Apesar da reforma tributária de Vázquez ser apresentada
como uma reforma de esquerda, muitos trabalhadores não
se iludiram com ela. Na metade de junho, vários sindicatos
começaram a pronunciar-se contra o IRPF. A ADEOM (Associação
de Empregados e Operários Municipais) anunciou o começo
das mobilizações contra a reforma. A COFE (Confederação
de Organizações de Funcionários do Estado)
também emitiu uma declaração contra a reforma
tributária. Neste período, havia um viés
de crítica ainda na AEBU (Associação de Bancários
do Uruguai) e na Rede de Economistas de Esquerda.
A ADEOM, mesmo propondo uma revisão menos profunda do
IRPF, propunha que a reforma fosse revista. Um porta-voz da COFE
falou da importância de se somar forças para que
a PIT-CNT não apóie a reforma. Havia, entre esses
organismos, o reconhecimento de que não se tratava de uma
reforma sobre a renda, mas sobre os salários, porque não
existe renda em salários baixos ou baixíssimos de
trabalhadores, uma vez que a renda deve ser entendida como uma
forma de rendimento excedente.
A PIT-CNT (principal central sindical do Uruguai e base de
apoio de Vázquez), em resposta às diversas manifestações
contra a reforma tributária que exigiam seu posicionamento
frente a ela, lançou um informe no dia 11 de julho (dez
dias após a instauração da reforma), no Instituto
Costa Duarte (que pertence a ela). Segundo o informe, pesquisas
de mercado realizadas na primeira semana de vigência da
reforma tributária indicavam que nos grandes supermercados
registraram-se baixa no preço dos principais produtos da
cesta básica dos trabalhadores.
O apoio declarado da PIT-CNT à reforma ficou evidente
neste informe. Segundo a matemática dela, o imposto pago
pelos trabalhadores seria compensado pela queda dos preços
da cesta básica. Ora, quem garante que a queda dos preços
será suficiente para compensar o novo imposto? Quem garante
que esta queda será permanente e os preços não
voltarão a subir nos próximos dias? Quem garante
que esta queda de preço se estenderá para todos
os supermercados e para todos os produtos da cesta básica?

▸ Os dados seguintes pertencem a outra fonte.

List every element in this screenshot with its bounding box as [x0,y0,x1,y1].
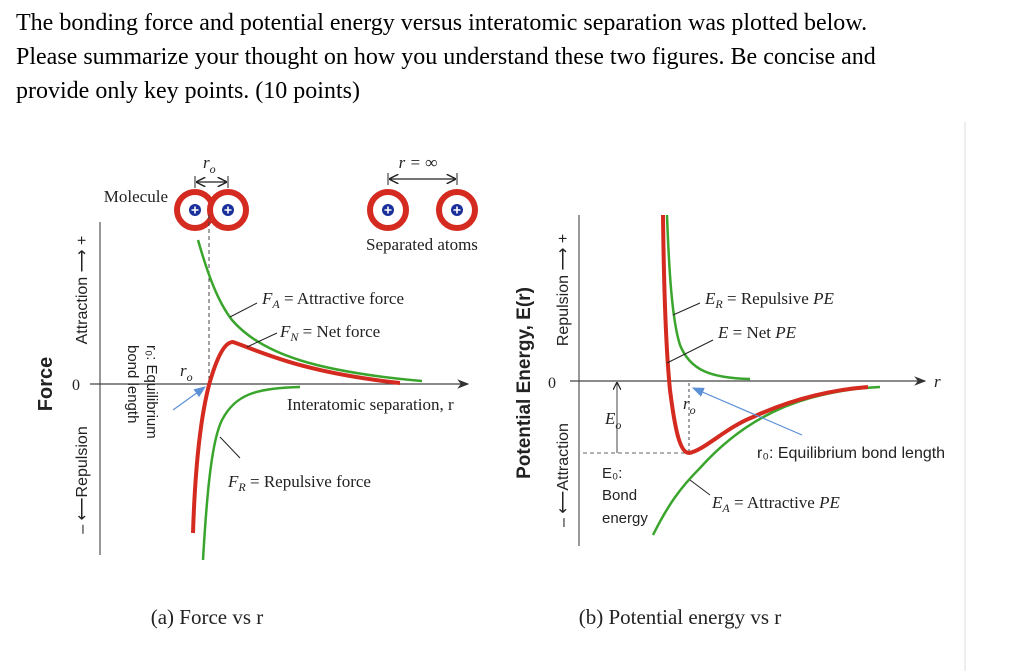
er-label: ER = Repulsive PE [704,289,834,311]
x-axis-label: Interatomic separation, r [287,395,454,414]
caption-a: (a) Force vs r [151,605,264,629]
ro-top-label: ro [203,153,216,176]
equilibrium-label-line2: bond length [124,345,141,423]
molecule-label: Molecule [104,187,168,206]
eo-label: Eo [604,409,621,432]
equilibrium-label-line1: r₀: Equilibrium [143,345,160,439]
fa-label: FA = Attractive force [261,289,404,311]
force-figure: 0 Force Attraction ⟶ + – ⟵Repulsion Mole… [35,153,478,629]
x-axis-label: r [934,372,941,391]
ro-label: ro [683,394,696,417]
nucleus-plus-icon [222,204,234,216]
molecule-atoms [174,189,249,231]
bond-energy-label: E₀: [602,465,622,482]
r-infinity-label: r = ∞ [399,153,438,172]
fr-label: FR = Repulsive force [227,472,371,494]
bond-energy-label: Bond [602,487,637,504]
ro-pointer-arrow [172,386,206,411]
question-line: provide only key points. (10 points) [16,78,360,104]
question-line: The bonding force and potential energy v… [16,10,868,36]
y-title: Potential Energy, E(r) [514,287,535,479]
net-force-curve [191,339,401,534]
y-title: Force [35,357,57,411]
y-negative-label: – ⟵Attraction [555,423,572,527]
ro-axis-label: ro [180,361,193,384]
zero-label: 0 [72,377,80,394]
repulsive-pe-curve [665,214,751,381]
ea-leader [689,479,711,496]
en-label: E = Net PE [717,323,797,342]
y-positive-label: Repulsion ⟶ + [555,234,572,346]
net-pe-curve [661,214,869,456]
nucleus-plus-icon [382,204,394,216]
question-line: Please summarize your thought on how you… [16,44,876,70]
zero-label: 0 [548,375,556,392]
nucleus-plus-icon [451,204,463,216]
nucleus-plus-icon [189,204,201,216]
y-negative-label: – ⟵Repulsion [74,426,91,533]
ro-pointer-arrow [691,387,803,436]
caption-b: (b) Potential energy vs r [579,605,782,629]
fn-label: FN = Net force [279,322,380,344]
bond-energy-label: energy [602,510,648,527]
separated-atoms [367,189,478,231]
ea-label: EA = Attractive PE [711,493,840,515]
y-positive-label: Attraction ⟶ + [74,236,91,345]
potential-energy-figure: r 0 Potential Energy, E(r) Repulsion ⟶ +… [514,214,945,629]
fa-leader [229,302,258,318]
separated-atoms-label: Separated atoms [366,235,478,254]
attractive-force-curve [196,239,423,383]
fr-leader [219,436,241,459]
repulsive-force-curve [201,385,301,561]
er-leader [672,302,701,316]
equilibrium-label: r₀: Equilibrium bond length [757,445,945,462]
fn-leader [246,332,278,348]
en-leader [666,339,714,364]
question-text: The bonding force and potential energy v… [16,6,1016,108]
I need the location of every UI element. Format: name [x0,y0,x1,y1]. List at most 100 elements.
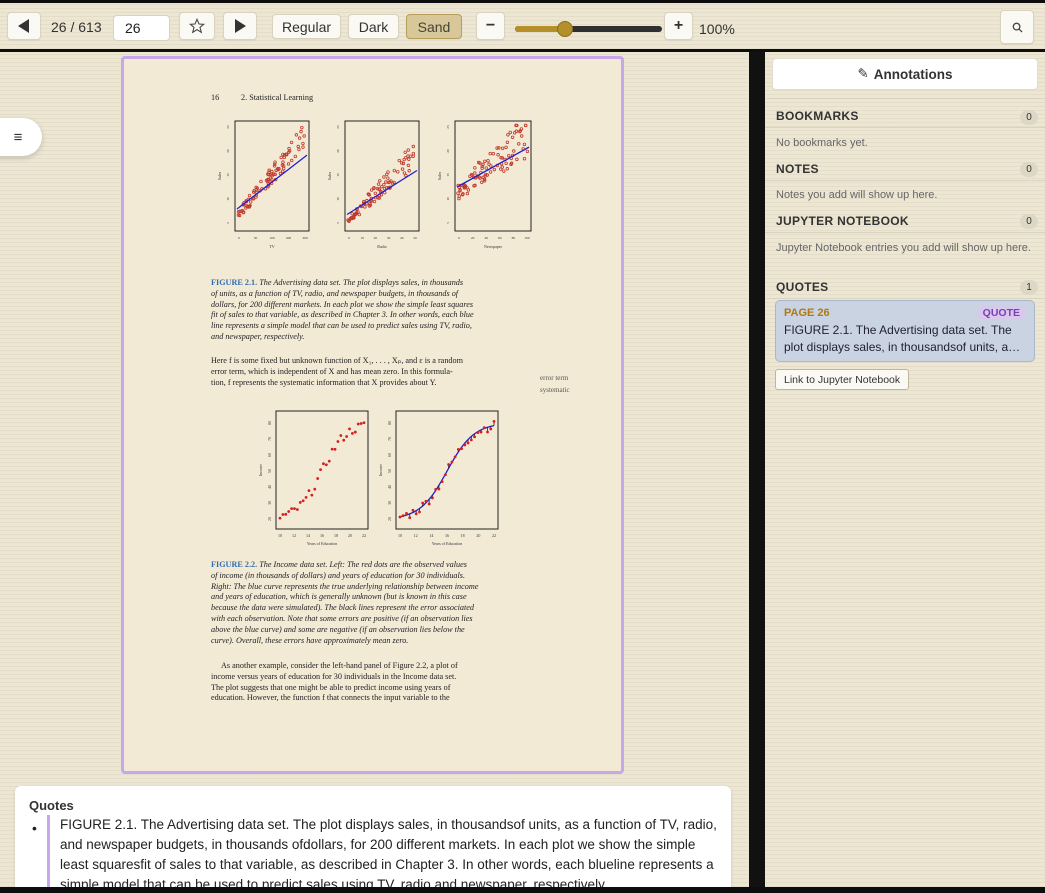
data-point [276,166,280,171]
data-point [251,190,256,194]
data-point [299,129,303,134]
x-axis-label: Years of Education [307,541,337,545]
data-point [298,501,302,504]
data-point [281,513,285,516]
data-point [440,480,444,484]
data-point [431,496,434,500]
data-point [500,156,505,160]
data-point [463,443,467,447]
y-tick-label: 80 [388,421,392,425]
x-tick-label: 20 [476,533,480,538]
data-point [293,507,296,511]
caption-2-2-line: because the data were simulated). The bl… [211,603,475,613]
zoom-slider-fill [515,26,565,32]
x-tick-label: 60 [498,236,502,240]
theme-sand-button[interactable]: Sand [406,14,462,39]
y-tick-label: 5 [336,222,340,224]
y-tick-label: 70 [388,437,392,441]
y-tick-label: 20 [388,517,392,521]
running-head-number: 16 [211,93,220,102]
zoom-in-button[interactable]: + [664,12,693,40]
bookmarks-empty-text: No bookmarks yet. [776,137,868,149]
section-quotes-count: 1 [1020,280,1038,295]
data-point [386,176,390,180]
x-axis-label: Years of Education [432,541,462,545]
x-tick-label: 0 [348,236,350,240]
y-tick-label: 30 [268,501,272,505]
data-point [515,123,519,128]
figure-2-2: 10 12 14 16 18 20 22 20 30 40 50 60 70 80 Years of Edu… [258,410,499,545]
data-point [403,150,407,154]
data-point [400,161,404,165]
x-tick-label: 22 [362,533,366,538]
plot-frame [395,410,499,530]
data-point [495,146,499,150]
theme-dark-button[interactable]: Dark [348,14,399,39]
data-point [281,169,285,173]
plot-frame [344,120,420,232]
data-point [356,210,360,214]
x-tick-label: 12 [292,533,296,538]
data-point [339,434,343,437]
resize-handle[interactable] [749,52,765,893]
toolbar: 26 / 613 Regular Dark Sand − + 100% [0,3,1045,49]
y-tick-label: 20 [336,149,340,153]
data-point [456,447,460,451]
data-point [408,516,412,520]
bookmark-button[interactable] [179,12,215,40]
data-point [281,160,285,164]
data-point [238,209,242,214]
page-number-input[interactable] [113,15,170,41]
next-page-button[interactable] [223,12,257,40]
y-tick-label: 25 [336,125,340,129]
data-point [278,516,282,520]
data-point [510,135,515,139]
x-tick-label: 20 [374,236,378,240]
quote-bullet: • [32,820,37,836]
pdf-page[interactable]: 16 2. Statistical Learning 5 10 15 20 25 0 50 1… [121,56,624,774]
data-point [453,455,457,459]
quote-card-page: PAGE 26 [784,307,830,319]
quote-card[interactable]: PAGE 26 QUOTE FIGURE 2.1. The Advertisin… [775,300,1035,362]
caption-2-2-line: curve). Overall, these errors have appro… [211,635,409,645]
data-point [450,460,454,464]
data-point [401,514,405,518]
data-point [482,179,487,183]
data-point [273,160,277,164]
prev-page-button[interactable] [7,12,41,40]
data-point [348,427,351,431]
quote-item[interactable]: FIGURE 2.1. The Advertising data set. Th… [47,815,723,893]
x-tick-label: 50 [413,236,417,240]
zoom-out-button[interactable]: − [476,12,505,40]
data-point [504,161,508,165]
margin-note-error-term: error term [540,374,569,382]
theme-regular-button[interactable]: Regular [272,14,341,39]
caption-2-1-line: The Advertising data set. The plot displ… [259,278,464,287]
data-point [460,447,463,451]
menu-button[interactable]: ≡ [0,118,42,156]
body-line: tion, f represents the systematic inform… [211,377,437,387]
data-point [310,493,314,497]
annotations-button[interactable]: ✎ Annotations [772,58,1038,90]
data-point [301,141,305,146]
data-point [486,158,490,163]
body-line: As another example, consider the left-ha… [221,661,458,670]
search-button[interactable] [1000,10,1034,44]
data-point [382,182,386,187]
data-point [443,473,447,477]
caption-2-1-label: FIGURE 2.1. [211,278,258,287]
section-notes-count: 0 [1020,162,1038,177]
data-point [437,487,441,491]
y-tick-label: 5 [446,222,450,224]
zoom-slider[interactable] [515,26,662,32]
search-icon [1012,22,1023,33]
zoom-slider-thumb[interactable] [556,21,573,37]
data-point [378,179,382,183]
data-point [247,205,251,209]
body-paragraph-1: Here f is some fixed but unknown functio… [211,356,541,388]
x-tick-label: 100 [524,236,530,240]
link-jupyter-button[interactable]: Link to Jupyter Notebook [775,369,910,390]
data-point [351,216,356,220]
data-point [301,499,305,503]
data-point [302,134,306,138]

O imposto, como já afirmou o governo, veio para ficar.
Mas a queda dos preços veio também para ficar? Dificilmente
pode-se acreditar em tal afirmação. O mais provável
é que dentro de certo tempo, após a estabilização
da reforma, os preços das mercadorias voltem a subir.
Mais uma vez a PIT-CNT dá provas de seu caráter
traidor, sendo um instrumento a mais para garantir a exploração
dos trabalhadores uruguaios. Ao invés de justificar e defender
a reforma tributária de Vázquez, a PIT-CNT deveria
organizar os trabalhadores para lutar contra tal nova forma de
exploração.
Uma reforma tributária a favor dos trabalhadores seria
um imposto progressivo, sobre as grandes fortunas e grandes propriedades,
um imposto sobre os lucros financeiros e a grande propriedade
fundiária. Mas, evidentemente, a reforma de Vázquez
não tem nada a ver com isso. Ao contrário, nessa
reforma, como nas diversas reformas realizadas pelos governos
ditos esquerdistas da América Latina, os únicos
beneficiados são os capitalistas.
No Uruguai, como em todos os países capitalistas, além
de ser expropriado pelo patrão e sustentar a acumulação
de capital do empresário, o trabalhador deve financiar
o Estado burguês que o oprime. Por um lado, os capitalistas
o exploram na produção de mais-valia, por outro,
o Estado burguês ainda lhe retira parte do seu já
baixo salário. No meio deles está a PIT-CNT, central
sindical traidora, que ainda tenta iludir os trabalhadores com
falsas pesquisas e argumentos retóricos, confundindo os
já sofridos trabalhadores uruguaios.